Discussion of the management of cardiac dysrhythmias are beyond the scope of this article but can be obtained from recent guidelines.^{15,16,31,77,180–186} However, little information is available from clinical trials focusing on the efficacy of various therapeutic modalities in the older-elderly such as antiarrhythmic agents, ablation procedures for atrial and ventricular tachyarrhythmias or implantable cardioverter-defibrillators.^13,98 Information about the efficacy of therapies for cardiac arrhythmias in the very elderly with limited life expectancy is difficult to assess, especially in view of the fact that only a select few individuals more than 80 years old were included in randomized clinical trials and nonrandomized data suffers from selection bias.¹²⁹ A diminished benefit of therapies such as implantable cardioverter-defibrillator has been demonstrated with pooled analysis of SCD prevention trials due to an increased number of nonarrhythmic cardiac and noncardiac deaths in the very elderly with multiple comorbidities.¹³⁰

Summary

Cardiac dysrhythmias are common in the elderly and their overall prevalence and impact on health care costs is expected to increase with the changing population demographics. Despite rise in the number of elderly with atrial and ventricular arrhythmias, only limited insight into mechanisms underlying aging-associated increase in the susceptibility of the heart to arrhythmogenesis is available. In addition, evidence from well-designed clinical trials in the very elderly supporting safer and effective management decisions is lacking, which limits specific practice guidelines. Ongoing research to fulfill this unmet need may provide novel insights into the pathogenesis of cardiac arrhythmias and improvement in preventive and therapeutic strategies.¹³

Key Points.

1. Aging is associated with an increased prevalence of cardiac arrhythmias, which contribute to higher morbidity and mortality in the elderly. The frequency of cardiac arrhythmias, particularly atrial fibrillation and ventricular tachyarrhythmia, is projected to increase as the population ages, greatly impacting health care resource utilization.

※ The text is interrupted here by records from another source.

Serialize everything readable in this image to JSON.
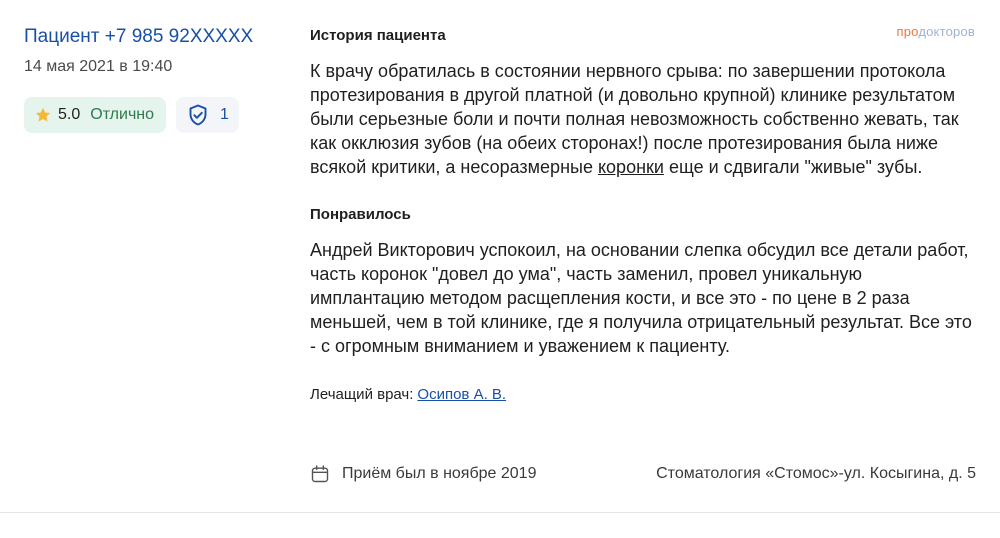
{
  "author": {
    "name": "Пациент +7 985 92XXXXX",
    "date": "14 мая 2021 в 19:40"
  },
  "rating": {
    "value": "5.0",
    "label": "Отлично",
    "icon": "star-icon",
    "color": "#f5b836",
    "badge_bg": "#e5f4ec"
  },
  "verification": {
    "count": "1",
    "icon": "shield-check-icon"
  },
  "brand": {
    "part1": "про",
    "part2": "докторов"
  },
  "history": {
    "title": "История пациента",
    "text_before": "К врачу обратилась в состоянии нервного срыва: по завершении протокола протезирования в другой платной (и довольно крупной) клинике результатом были серьезные боли и почти полная невозможность собственно жевать, так как окклюзия зубов (на обеих сторонах!) после протезирования была ниже всякой критики, а несоразмерные ",
    "link_word": "коронки",
    "text_after": " еще и сдвигали \"живые\" зубы."
  },
  "liked": {
    "title": "Понравилось",
    "text": "Андрей Викторович успокоил, на основании слепка обсудил все детали работ, часть коронок \"довел до ума\", часть заменил, провел уникальную имплантацию методом расщепления кости, и все это - по цене в 2 раза меньшей, чем в той клинике, где я получила отрицательный результат. Все это - с огромным вниманием и уважением к пациенту."
  },
  "doctor": {
    "label": "Лечащий врач:",
    "name": "Осипов А. В."
  },
  "visit": {
    "text": "Приём был в ноябре 2019",
    "icon": "calendar-icon"
  },
  "clinic": {
    "text": "Стоматология «Стомос»-ул. Косыгина, д. 5"
  },
  "colors": {
    "link": "#1a4fa8",
    "brand_pro": "#f0743e",
    "brand_rest": "#9fb3cf"
  }
}
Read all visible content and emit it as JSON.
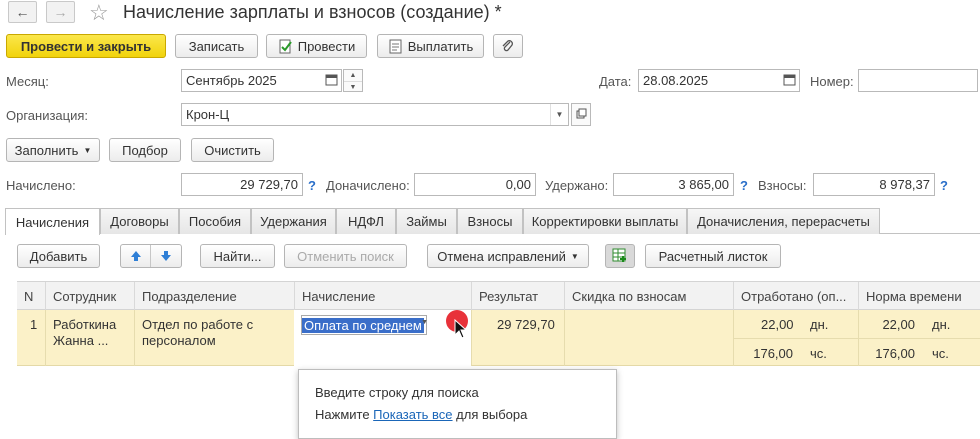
{
  "window": {
    "title": "Начисление зарплаты и взносов (создание) *",
    "star": "☆"
  },
  "toolbar": {
    "post_close": "Провести и закрыть",
    "save": "Записать",
    "post": "Провести",
    "pay": "Выплатить"
  },
  "form": {
    "month_label": "Месяц:",
    "month_value": "Сентябрь 2025",
    "date_label": "Дата:",
    "date_value": "28.08.2025",
    "number_label": "Номер:",
    "number_value": "",
    "org_label": "Организация:",
    "org_value": "Крон-Ц"
  },
  "actions": {
    "fill": "Заполнить",
    "select": "Подбор",
    "clear": "Очистить"
  },
  "totals": {
    "accrued_label": "Начислено:",
    "accrued_value": "29 729,70",
    "additional_label": "Доначислено:",
    "additional_value": "0,00",
    "withheld_label": "Удержано:",
    "withheld_value": "3 865,00",
    "contrib_label": "Взносы:",
    "contrib_value": "8 978,37",
    "help": "?"
  },
  "tabs": [
    "Начисления",
    "Договоры",
    "Пособия",
    "Удержания",
    "НДФЛ",
    "Займы",
    "Взносы",
    "Корректировки выплаты",
    "Доначисления, перерасчеты"
  ],
  "table_toolbar": {
    "add": "Добавить",
    "find": "Найти...",
    "cancel_search": "Отменить поиск",
    "cancel_corrections": "Отмена исправлений",
    "payslip": "Расчетный листок"
  },
  "table": {
    "columns": [
      "N",
      "Сотрудник",
      "Подразделение",
      "Начисление",
      "Результат",
      "Скидка по взносам",
      "Отработано (оп...",
      "Норма времени"
    ],
    "row": {
      "n": "1",
      "employee_line1": "Работкина",
      "employee_line2": "Жанна ...",
      "dept_line1": "Отдел по работе с",
      "dept_line2": "персоналом",
      "accrual": "Оплата по среднем",
      "result": "29 729,70",
      "worked_days": "22,00",
      "worked_days_unit": "дн.",
      "worked_hours": "176,00",
      "worked_hours_unit": "чс.",
      "norm_days": "22,00",
      "norm_days_unit": "дн.",
      "norm_hours": "176,00",
      "norm_hours_unit": "чс."
    }
  },
  "popup": {
    "line1": "Введите строку для поиска",
    "line2_prefix": "Нажмите ",
    "line2_link": "Показать все",
    "line2_suffix": " для выбора"
  }
}
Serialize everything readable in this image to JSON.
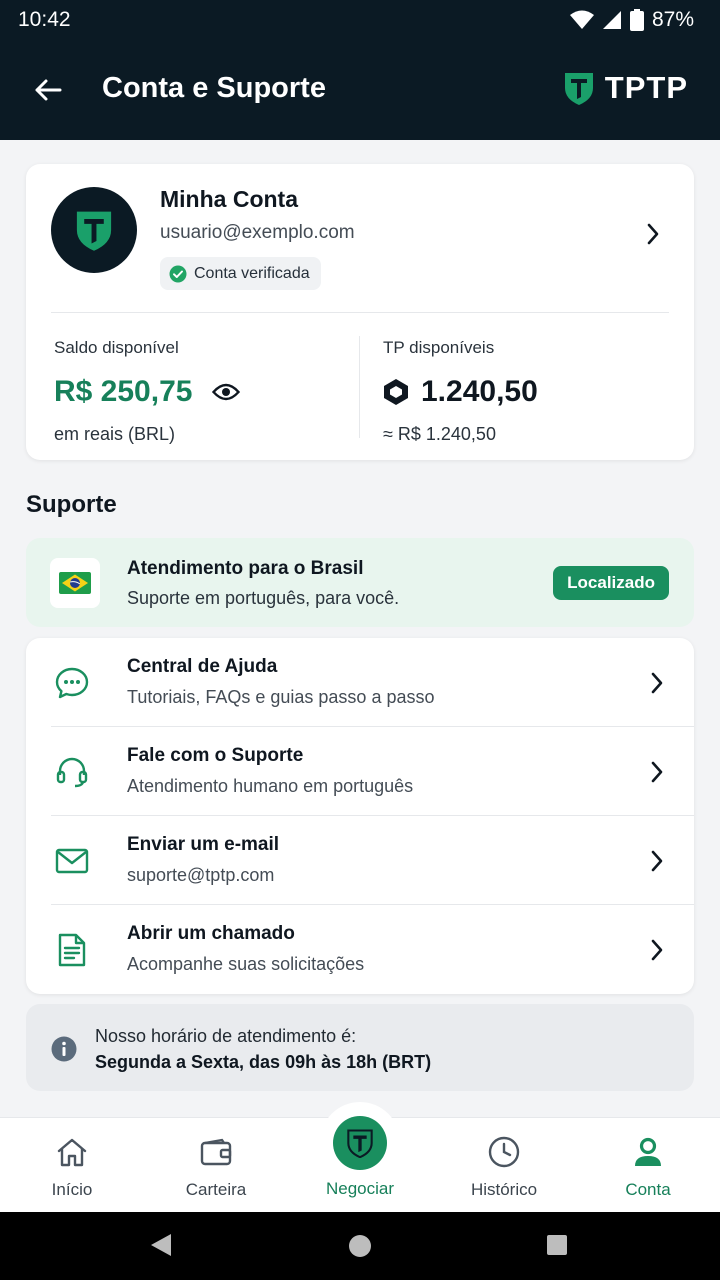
{
  "status": {
    "time": "10:42",
    "battery": "87%"
  },
  "appbar": {
    "title": "Conta e Suporte",
    "brand": "TPTP"
  },
  "account": {
    "name": "Minha Conta",
    "email": "usuario@exemplo.com",
    "verified": "Conta verificada",
    "balance": {
      "label": "Saldo disponível",
      "value": "R$ 250,75",
      "sub": "em reais (BRL)"
    },
    "tp": {
      "label": "TP disponíveis",
      "value": "1.240,50",
      "sub": "≈ R$ 1.240,50"
    }
  },
  "support": {
    "title": "Suporte",
    "brazil": {
      "title": "Atendimento para o Brasil",
      "sub": "Suporte em português, para você.",
      "badge": "Localizado"
    },
    "options": [
      {
        "icon": "chat-bubble-icon",
        "title": "Central de Ajuda",
        "sub": "Tutoriais, FAQs e guias passo a passo"
      },
      {
        "icon": "headset-icon",
        "title": "Fale com o Suporte",
        "sub": "Atendimento humano em português"
      },
      {
        "icon": "mail-icon",
        "title": "Enviar um e-mail",
        "sub": "suporte@tptp.com"
      },
      {
        "icon": "document-icon",
        "title": "Abrir um chamado",
        "sub": "Acompanhe suas solicitações"
      }
    ],
    "hours": {
      "line1": "Nosso horário de atendimento é:",
      "line2": "Segunda a Sexta, das 09h às 18h (BRT)"
    }
  },
  "nav": {
    "items": [
      {
        "label": "Início",
        "icon": "home-icon"
      },
      {
        "label": "Carteira",
        "icon": "wallet-icon"
      },
      {
        "label": "Negociar",
        "icon": "tptp-logo-icon"
      },
      {
        "label": "Histórico",
        "icon": "clock-icon"
      },
      {
        "label": "Conta",
        "icon": "user-icon"
      }
    ],
    "active": "Conta"
  },
  "colors": {
    "accent": "#1a8f5f",
    "dark": "#0b1a24",
    "brazil_bg": "#e8f5ee"
  }
}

2. Several clinical factors associated with the risk of arrhythmias have been identified in the population, yet the molecular bases for the increased predisposition to arrhythmogenesis in the elderly are not fully understood. Therefore, only limited therapeutic strategies directed at pathophysiological processes that enhance cardiac vulnerability to arrhythmias are available.

3. This is further compounded by the paucity of outcome studies providing evidence on which optimal management guidelines can be formulated for the very elderly.